O tapa que deu Will Smith no rosto do comediante Chris Rock, durante cerimônia de entrega do Oscar, suscita mais discussões e espanto do que as atrocidades que estão sendo cometidas na Ucrânia pelo exército Russo.
Dos pacifistas de cadeira de praia aos advogados do direito de expressão sem limites, todos se dispõem a opinar e tomar posição a favor ou contra um e outro.
A piada feita pelo comediante a respeito da calvície da mulher do ator deveria ser aceita como obra da liberdade de expressão e, por isso, inofensiva, ou poderia mexer com os brios de um marido que vê sua esposa ser alvo das piadinhas do humorista desde os anos noventa, principalmente por ser uma ativista dos direitos das mulheres, especialmente das negras? A expressão do rosto de Jada Smith quando ouviu a piada, foi aquela que todos fazemos quando a coisa já não é novidade: puta que o pariu! De novo? Yep, desde 1997 Chris Rock faz graça com a senhora Will Smith. Quando Jada avisou que boicotaria o Oscar por ser um evento “muito branco”, Rock fez pilhéria: Não foi convidada!
Ao respirar profundamente pelas narinas com a boca cerrada, o que Jada demonstrou foi estar farta de ser motivo de piada para Chris Rock. Foi então que o marido, que ria até um segundo antes, percebendo a expressão da mulher, resolveu justiçar o comediante com um humilhante tapa na cara. “Mantenha o nome de minha esposa fora desta boca f*dida!”
A reação de Smith demonstrou desequilíbrio do ator? Smith é um homem violento? Teria enganado seu público ao esconder quem de fato é, um homem dado a atacar fisicamente aos que, eventualmente, lhe ofendam?
E Chris Rock? E Porta dos Fundos? E Danilo Gentili? Têm o direito de, em nome da liberdade de expressão, e sem se importar com suscetibilidades feridas, fazer troça com as pessoas ou grupos de pessoas?
A importância que deveras têm discussões como tal, quando envolvem famosos hollywoodianos, é atirada aos programas e podcasts de fofocas televisivas e pode parecer apenas mais uma historinha de flagrantes da vida real, em que artistas são desnudados aos que se interessam por voyeurismo.
O programa Fantástico da Rede Globo buscou um viés que não existiu no episódio: racismo. Um affair entre pessoas negras, exclusivamente pessoal, não pode ser um episódio de racismo. A Globo buscou contar histórias de mulheres pretas que sofreram preconceito desde a infância pelos cabelos afro, encaracolados e crespos. Chris Rock tem história de ensinar à filha como aceitar seus cabelos característicos da etnia africana e de como mantê-los lindos e naturais. Chris tentou ridicularizar a calva de Jada, por não saber tratar-se de alopecia, a doença autoimune que causa perda de cabelo, conforme justificou entre amigos.

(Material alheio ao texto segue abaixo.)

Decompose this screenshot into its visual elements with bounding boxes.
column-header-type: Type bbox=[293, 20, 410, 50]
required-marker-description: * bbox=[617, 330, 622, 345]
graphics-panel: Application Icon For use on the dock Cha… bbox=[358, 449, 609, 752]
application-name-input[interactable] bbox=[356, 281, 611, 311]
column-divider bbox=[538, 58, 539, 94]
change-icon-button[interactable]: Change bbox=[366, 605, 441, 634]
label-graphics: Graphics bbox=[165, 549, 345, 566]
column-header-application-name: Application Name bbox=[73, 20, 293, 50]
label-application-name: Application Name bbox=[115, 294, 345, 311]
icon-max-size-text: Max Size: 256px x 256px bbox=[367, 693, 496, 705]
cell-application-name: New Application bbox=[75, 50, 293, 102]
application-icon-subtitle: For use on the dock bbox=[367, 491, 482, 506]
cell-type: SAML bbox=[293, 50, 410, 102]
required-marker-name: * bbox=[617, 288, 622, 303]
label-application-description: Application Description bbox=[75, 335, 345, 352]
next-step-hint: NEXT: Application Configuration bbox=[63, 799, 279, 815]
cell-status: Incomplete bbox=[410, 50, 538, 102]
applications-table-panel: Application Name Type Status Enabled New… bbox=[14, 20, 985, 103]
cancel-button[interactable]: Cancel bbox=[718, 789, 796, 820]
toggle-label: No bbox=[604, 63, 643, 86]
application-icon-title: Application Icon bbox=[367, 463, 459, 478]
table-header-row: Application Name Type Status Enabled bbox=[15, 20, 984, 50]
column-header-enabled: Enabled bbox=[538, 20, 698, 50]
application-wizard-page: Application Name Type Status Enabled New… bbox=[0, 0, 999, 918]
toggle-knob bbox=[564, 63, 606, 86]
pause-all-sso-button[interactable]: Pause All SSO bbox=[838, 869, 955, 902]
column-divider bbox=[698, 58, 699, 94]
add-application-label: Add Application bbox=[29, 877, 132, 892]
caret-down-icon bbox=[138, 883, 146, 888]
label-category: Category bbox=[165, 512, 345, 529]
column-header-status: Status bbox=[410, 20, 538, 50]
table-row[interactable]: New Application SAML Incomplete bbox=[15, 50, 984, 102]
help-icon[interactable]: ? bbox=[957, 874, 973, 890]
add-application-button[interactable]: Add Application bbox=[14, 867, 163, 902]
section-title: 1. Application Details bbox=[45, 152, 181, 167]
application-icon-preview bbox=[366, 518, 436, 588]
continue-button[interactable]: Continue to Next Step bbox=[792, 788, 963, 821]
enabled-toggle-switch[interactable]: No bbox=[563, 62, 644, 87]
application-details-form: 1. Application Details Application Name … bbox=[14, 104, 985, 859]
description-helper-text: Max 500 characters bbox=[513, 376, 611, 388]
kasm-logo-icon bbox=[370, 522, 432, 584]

Como fazer-nos juízes do caso Smith versus Rock? Somente se pudéssemos entrar nos sapatos deles. Percebo que a maioria condena a brincadeira do comediante apresentador do Oscar. E não menos gente condena a reação de Smith. Como se nos comportássemos sempre como a coroa britânica, insensíveis e protocolares, com menos expressão facial do que aqueles que exageram no uso de botox. Como se nunca proferíssemos ofensas e como se nunca sentíssemos a compulsão de esbofetear alguém.
Will Smith será punido pela Academia do Oscar. Chris Rock passará como vítima.
A diferença, socorram-me os juris consultos, é que Smith cometeu injúria real contra a injúria pronunciada pelo Chris.
Ambas ferem a honra e a moral de a quem forem dirigidas.